Given the magnitude of the stakes that are involved, one might think that reaching educational equivalency would be at the top of black America's list of priorities. It is not. One likely reason is that institutionalized racism was black America's number one obstacle to success for more than three and a half centuries. It is therefore understandable why most black Americans believe that, in 1999, institutionalized racism is still the reason why there are not more black doctors, lawyers, engineers, and CEO's. Black Americans must understand that there has always been and there will always be racism in America. However, black Americans must also understand that, in 1999, the amount and the nature of racism in America can not prevent black Americans from becoming the most educated, the most knowledgeable, and, therefore, one of the most successful segments of the American population.
There are other reasons why reaching educational equivalency is not near the top of black America's list of priorities. Accomplishing this task will take a number of years and as much effort and personal sacrifice as the Civil Rights movement. If this were not enough, reaching educational equivalency in 15 or 20 years will not personally benefit the current generation of black Americans - those who must work, sacrifice, and inspire their children's generation to accomplish this task. And, of course, there is always the nagging suspicion that even if the next generation of black Americans is as educated as white Americans, America will simply find another way to keep black America at the bottom of the socioeconomic ladder.
Regardless of anything else that black Americans can or must do to improve their socioeconomic standing, educational equivalency is and will remain a prerequisite for black America attaining socioeconomic equality. Even if God were to eliminate all the racism in America, the socioeconomic standing of black Americans would not improve significantly if they remained the least educated people in America.

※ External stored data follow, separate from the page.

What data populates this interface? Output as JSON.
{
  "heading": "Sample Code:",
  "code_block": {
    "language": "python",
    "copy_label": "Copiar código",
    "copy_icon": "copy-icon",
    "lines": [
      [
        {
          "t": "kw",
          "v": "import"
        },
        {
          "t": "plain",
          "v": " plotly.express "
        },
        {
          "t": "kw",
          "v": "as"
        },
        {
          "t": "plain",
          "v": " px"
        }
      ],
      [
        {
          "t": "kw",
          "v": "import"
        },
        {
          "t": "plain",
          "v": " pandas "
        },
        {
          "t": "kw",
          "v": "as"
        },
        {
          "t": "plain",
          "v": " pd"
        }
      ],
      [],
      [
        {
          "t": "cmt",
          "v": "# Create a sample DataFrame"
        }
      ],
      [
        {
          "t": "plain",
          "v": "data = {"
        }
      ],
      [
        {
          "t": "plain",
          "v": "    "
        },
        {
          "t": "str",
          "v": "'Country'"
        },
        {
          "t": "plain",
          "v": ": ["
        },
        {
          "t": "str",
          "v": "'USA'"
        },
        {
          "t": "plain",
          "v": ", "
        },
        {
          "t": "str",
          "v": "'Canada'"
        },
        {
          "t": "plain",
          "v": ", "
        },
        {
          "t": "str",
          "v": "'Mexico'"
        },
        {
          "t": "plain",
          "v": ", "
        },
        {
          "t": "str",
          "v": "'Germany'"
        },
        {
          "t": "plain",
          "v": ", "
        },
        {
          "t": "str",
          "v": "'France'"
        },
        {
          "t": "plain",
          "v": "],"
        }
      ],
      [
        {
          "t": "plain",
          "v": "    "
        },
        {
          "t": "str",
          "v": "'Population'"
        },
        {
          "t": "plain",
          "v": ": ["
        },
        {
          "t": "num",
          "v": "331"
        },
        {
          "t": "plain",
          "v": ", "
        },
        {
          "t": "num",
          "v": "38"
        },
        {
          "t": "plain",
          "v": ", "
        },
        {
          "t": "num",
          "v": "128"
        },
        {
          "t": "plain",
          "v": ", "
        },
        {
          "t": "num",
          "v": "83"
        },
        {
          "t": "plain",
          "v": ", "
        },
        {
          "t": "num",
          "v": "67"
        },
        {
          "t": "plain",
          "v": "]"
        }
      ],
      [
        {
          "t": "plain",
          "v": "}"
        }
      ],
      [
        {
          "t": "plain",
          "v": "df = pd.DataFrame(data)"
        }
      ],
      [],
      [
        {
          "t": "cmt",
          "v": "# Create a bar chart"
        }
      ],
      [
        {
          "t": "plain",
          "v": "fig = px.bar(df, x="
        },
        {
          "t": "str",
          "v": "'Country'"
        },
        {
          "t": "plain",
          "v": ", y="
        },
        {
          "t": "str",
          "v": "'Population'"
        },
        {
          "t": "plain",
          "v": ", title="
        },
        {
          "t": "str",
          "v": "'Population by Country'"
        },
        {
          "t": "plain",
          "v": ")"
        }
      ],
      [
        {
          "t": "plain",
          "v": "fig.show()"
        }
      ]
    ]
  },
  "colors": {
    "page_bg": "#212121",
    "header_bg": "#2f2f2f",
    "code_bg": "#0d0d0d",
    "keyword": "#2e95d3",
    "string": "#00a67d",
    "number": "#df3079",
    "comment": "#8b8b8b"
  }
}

Black America must be made to understand that ignorance is weakness and black America must be convinced to embrace the aphorism "knowledge is power." It always has been and it always will be.
Regardless of any real or imagined difficulties or negatives, attaining educational equivalency is the most logical and the most positive action that black Americans can take as we begin the 21st century. There has never been a more appropriate time for Project 2019. And we must not let this time and opportunity slip away from us.
Black America can accomplish this monumental endeavor. Black America only needs the vision, the resolve, and the unity.
Many people believe that Project 2019 provides the vision that will lead to educational equivalency for black Americans and therefore socioeconomic equality for black America. Obviously, the notion of socioeconomic success through formal education is not a new concept. The vision of Project 2019 is the framework that has been devised to accomplish the task.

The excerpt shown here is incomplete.